Die Gerüchte? Alle falsch!

War diese geschönte Deutung gekauft? Visentini dementiert; er sei immer kritisch gewesen mit Katar, der Satz müsse im grösseren Kontext gesehen werden. Und das Geld? Er sei schon auch verwundert gewesen, dass Panzeri ihm die «Schenkung», diese 50’000 Euro aus den Kassen der Menschenrechtsorganisation Fight Impunity, in Cash überreicht habe. Doch Panzeri habe ihn beruhigt, das sei nun mal gang und gäbe in humanitären Organisationen wie seiner. Bedingungen habe es keine gegeben, sagt Visentini. Er habe das Geld für Reisespesen ausgegeben, für seine Wahlkampagne. Und mehr Geld sei nicht geflossen, die Gerüchte seien falsch.

Von seinem Amt beim Gewerkschaftsbund hat Visentini sich angeblich auf eigenen Wunsch suspendieren lassen, damit sein Fall von internen und externen Inspektoren geprüft werden könne. Er stellt sich auf ein langes Verfahren der Justiz ein. Es sei ein «Schock», eine «furchtbare Geschichte».

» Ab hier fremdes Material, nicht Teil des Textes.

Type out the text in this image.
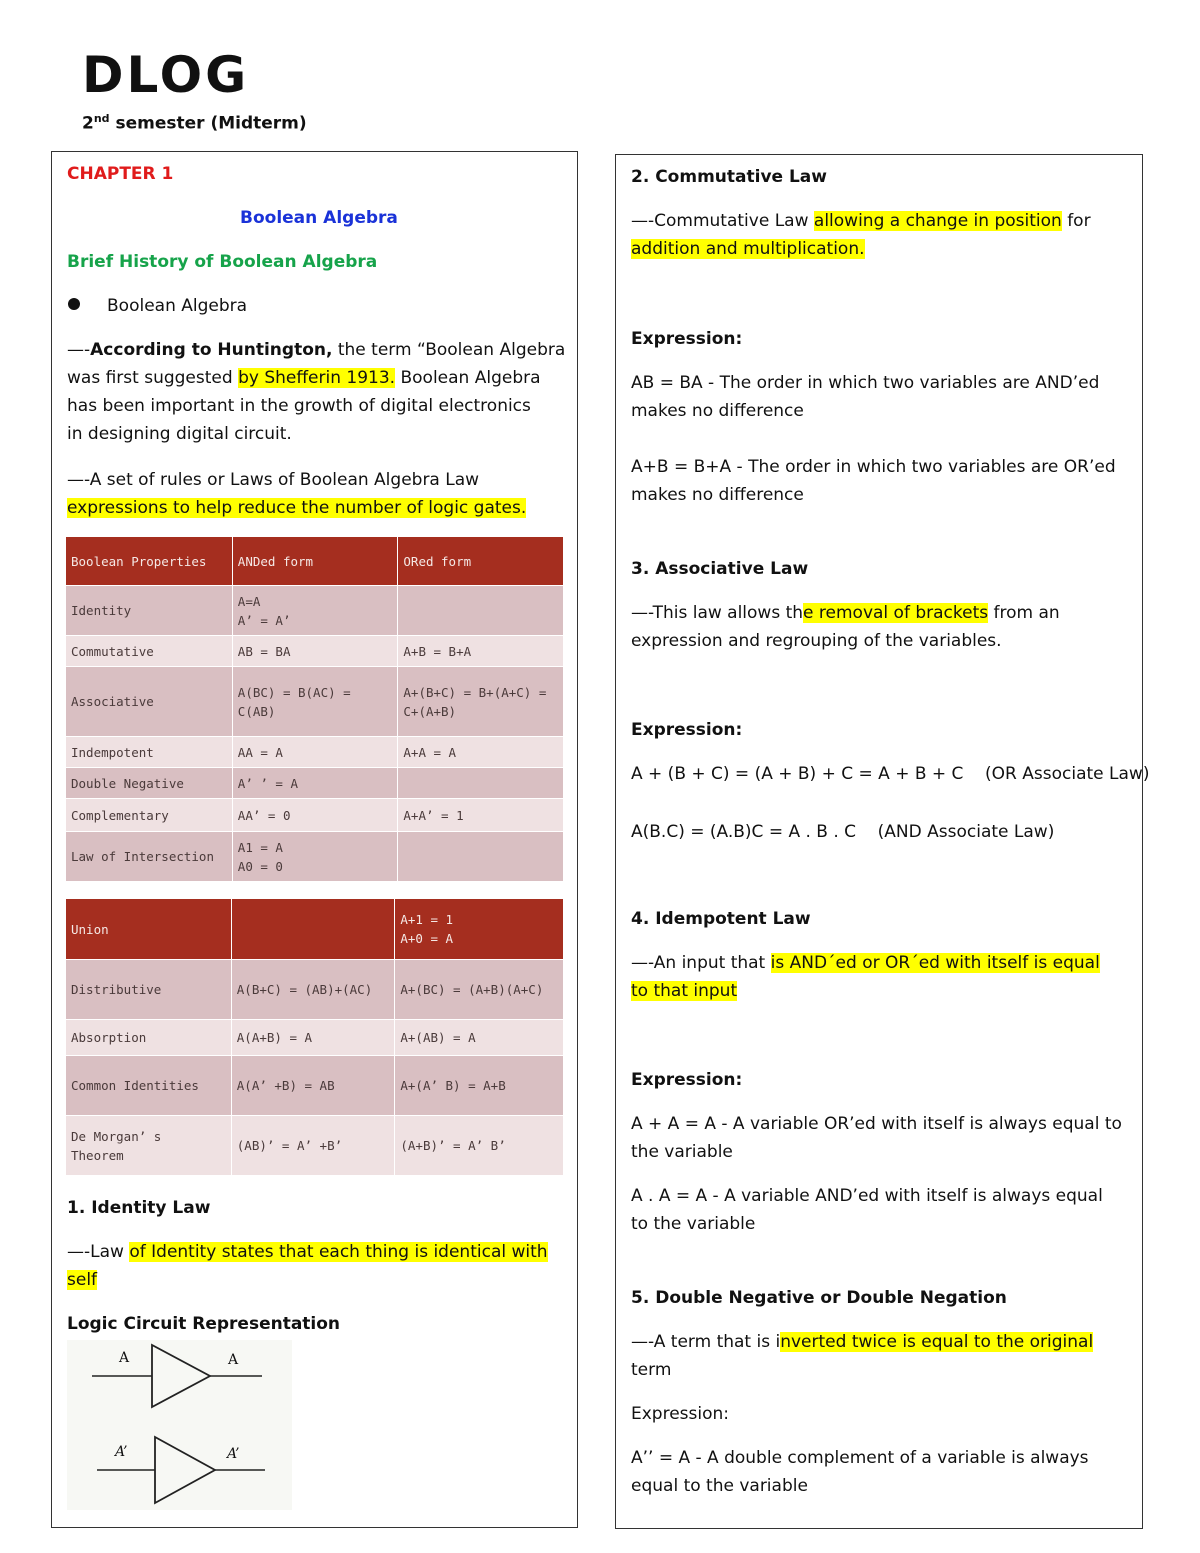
DLOG
2nd semester (Midterm)
CHAPTER 1
Boolean Algebra
Brief History of Boolean Algebra
Boolean Algebra
—-According to Huntington, the term “Boolean Algebra
was first suggested by Shefferin 1913. Boolean Algebra
has been important in the growth of digital electronics
in designing digital circuit.
—-A set of rules or Laws of Boolean Algebra Law
expressions to help reduce the number of logic gates.
Boolean Properties	ANDed form	ORed form
Identity	A=A
A’ = A’	
Commutative	AB = BA	A+B = B+A
Associative	A(BC) = B(AC) = C(AB)	A+(B+C) = B+(A+C) =
C+(A+B)
Indempotent	AA = A	A+A = A
Double Negative	A’ ’ = A	
Complementary	AA’ = 0	A+A’ = 1
Law of Intersection	A1 = A
A0 = 0	
Union		A+1 = 1
A+0 = A
Distributive	A(B+C) = (AB)+(AC)	A+(BC) = (A+B)(A+C)
Absorption	A(A+B) = A	A+(AB) = A
Common Identities	A(A’ +B) = AB	A+(A’ B) = A+B
De Morgan’ s
Theorem	(AB)’ = A’ +B’	(A+B)’ = A’ B’
1. Identity Law
—-Law of Identity states that each thing is identical with
self
Logic Circuit Representation
A	A
A’	A’
2. Commutative Law
—-Commutative Law allowing a change in position for
addition and multiplication.
Expression:
AB = BA - The order in which two variables are AND’ed
makes no difference
A+B = B+A - The order in which two variables are OR’ed
makes no difference
3. Associative Law
—-This law allows the removal of brackets from an
expression and regrouping of the variables.
Expression:
A + (B + C) = (A + B) + C = A + B + C    (OR Associate Law)
A(B.C) = (A.B)C = A . B . C    (AND Associate Law)
4. Idempotent Law
—-An input that is AND´ed or OR´ed with itself is equal
to that input
Expression:
A + A = A - A variable OR’ed with itself is always equal to
the variable
A . A = A - A variable AND’ed with itself is always equal
to the variable
5. Double Negative or Double Negation
—-A term that is inverted twice is equal to the original
term
Expression:
A’’ = A - A double complement of a variable is always
equal to the variable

Einige politische Freunde, die ihn Ende November nach der Wahl noch gefeiert hatten, korrigierten nun schnell ihre Posts in den sozialen Medien. Der Sozialdemokrat Andrea Orlando etwa, bis vor kurzem Arbeitsminister Italiens, löschte seinen Tweet, in dem er Visentini gratuliert hatte, und schrieb dann: «Wenn nur die Hälfte dessen wahr ist, was man über diesen Skandal weiss, wäre das schon absolut widerlich.» Das Geld aus Katar sei Hochverrat an den demokratischen Werten. Alle Lyrik ist weg, dabei laufen erst die Ermittlungen.